Our Bae Eun-ji has been following this story; she's live in the studio with me.
Eunji, there are roughly 96 COVID-19 vaccine candidates undergoing clinical trials and one-hundred-84 candidates in pre-trial development around the world.
And South Korean firms are also in this race to develop vaccines.
So, how far have South Korean companies got in developing their own vaccines?
Well Connyoung, some domestically-developed vaccines could finish their clinical trials by the end of this year, and begin distribution starting next year.
Currently five domestic companies have got the approval to conduct clinical trials for their vaccine candidates in South Korea.
Of them, two companies are in phase 2 of their clinical trials.
SK Bioscience has two vaccine candidates one of them has finished phase 1 and the other one is currently in both phase 1 and 2.
Another vaccine developer EuBiologics is waiting for its phase 1 trial results aiming to begin phase 2 in June.
And one other company is in phase 1 of its clinical trials.
"We plan to begin phase 3 clinical trials in the second half of this year. If this happens, we plan on getting the conditional approval by the end of this year and distributing the vaccines starting early next year."
SK Bioscience is another company that also aims to begin phase 3 clinical trials in the second half of this year, and start vaccine distribution next year.
It's good to hear that these vaccines may be viable from next year.
There are different types of vaccines and the methods that most people are familiar with are probably the mRNA method used by Pfizer and the viral-vector method used by AstraZeneca.

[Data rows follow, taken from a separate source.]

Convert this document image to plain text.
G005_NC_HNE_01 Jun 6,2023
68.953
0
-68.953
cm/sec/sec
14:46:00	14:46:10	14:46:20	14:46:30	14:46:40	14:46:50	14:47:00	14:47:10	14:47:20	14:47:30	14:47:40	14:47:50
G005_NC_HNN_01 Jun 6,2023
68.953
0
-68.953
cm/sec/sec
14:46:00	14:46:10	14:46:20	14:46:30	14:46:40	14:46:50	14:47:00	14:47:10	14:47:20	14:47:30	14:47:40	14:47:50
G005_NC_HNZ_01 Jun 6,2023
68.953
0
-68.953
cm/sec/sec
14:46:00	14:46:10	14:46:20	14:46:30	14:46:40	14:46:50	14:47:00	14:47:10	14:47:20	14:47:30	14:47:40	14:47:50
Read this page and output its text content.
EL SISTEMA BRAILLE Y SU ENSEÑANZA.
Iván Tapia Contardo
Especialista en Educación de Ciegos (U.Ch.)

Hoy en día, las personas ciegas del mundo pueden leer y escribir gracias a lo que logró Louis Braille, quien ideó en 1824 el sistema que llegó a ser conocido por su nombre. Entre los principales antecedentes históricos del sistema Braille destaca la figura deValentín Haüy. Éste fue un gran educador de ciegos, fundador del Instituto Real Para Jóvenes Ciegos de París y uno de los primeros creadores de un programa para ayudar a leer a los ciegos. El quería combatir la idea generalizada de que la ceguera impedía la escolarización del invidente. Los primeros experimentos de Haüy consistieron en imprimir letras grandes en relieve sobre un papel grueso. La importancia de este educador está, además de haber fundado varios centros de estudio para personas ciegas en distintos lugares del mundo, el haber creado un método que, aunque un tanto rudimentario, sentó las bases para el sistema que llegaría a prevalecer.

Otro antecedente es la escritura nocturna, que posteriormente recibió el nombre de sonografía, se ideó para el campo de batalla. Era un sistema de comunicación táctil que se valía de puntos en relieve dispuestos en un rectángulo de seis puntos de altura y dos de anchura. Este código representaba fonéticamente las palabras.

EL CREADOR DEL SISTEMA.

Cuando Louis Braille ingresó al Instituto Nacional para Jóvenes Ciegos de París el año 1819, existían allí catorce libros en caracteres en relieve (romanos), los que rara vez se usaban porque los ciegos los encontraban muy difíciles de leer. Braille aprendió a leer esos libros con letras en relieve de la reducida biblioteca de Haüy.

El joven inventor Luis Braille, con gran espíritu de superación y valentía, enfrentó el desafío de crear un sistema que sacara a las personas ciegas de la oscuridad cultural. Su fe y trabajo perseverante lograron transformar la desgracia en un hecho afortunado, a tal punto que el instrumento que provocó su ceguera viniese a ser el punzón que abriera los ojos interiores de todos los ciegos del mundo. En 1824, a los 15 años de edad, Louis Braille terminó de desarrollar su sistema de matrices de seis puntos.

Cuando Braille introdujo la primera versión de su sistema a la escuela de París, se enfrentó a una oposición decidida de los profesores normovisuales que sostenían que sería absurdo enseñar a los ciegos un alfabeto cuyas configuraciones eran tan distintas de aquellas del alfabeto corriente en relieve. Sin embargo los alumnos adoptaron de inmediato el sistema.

So what type of vaccine is each company working on?
None of the five local developers are working on mRNA vaccines like those by Pfizer and Moderna.
But, they are working on vaccines similar to those by Novavax and AstraZeneca.
Two companies SK Bioscience and EuBiologics are working on making 'protein subunit vaccines' which is the traditional way of developing vaccines.
This is similar to the technology used by Novavax.
This type of vaccine spurs an immune response in the recipient by injecting a spike protein from the SARS-COV-2 virus, which is the virus that causes COVID-19.
It also adds chemical agents called 'adjuvants' to stimulate a stronger immune response.
Another company called Cellid is developing 'viral-vector vaccines' like the ones developed by AstraZeneca and Johnson & Johnson.
This technology uses a harmless virus as a delivery system to trigger the immune system to create antibodies.
The other two companies Genexine and Geneone Life Science are working on DNA vaccines.
Like you said, vaccines may become available starting next year. Will there be high demand when they are actually ready to distribute them?
Yes, it seems there will be, as vaccines are still needed in other countries.
"The U.S. and Europe may have plenty of vaccine supplies but for places like Asia and Africa they still need to secure more vaccines. And with cases of variants of the virus, there is going to be demand."
Also, the chief of KDCA, Jeong Eun-kyeong had said that COVID-19 might not be a virus that can be stopped by getting vaccinated just once or twice but a virus that could break out every year.
If this is the case, it will require an annual vaccination program leading to high demand.
Thank you Eun-ji, for the comprehensive look at South Korea's efforts to develop and rollout vaccines.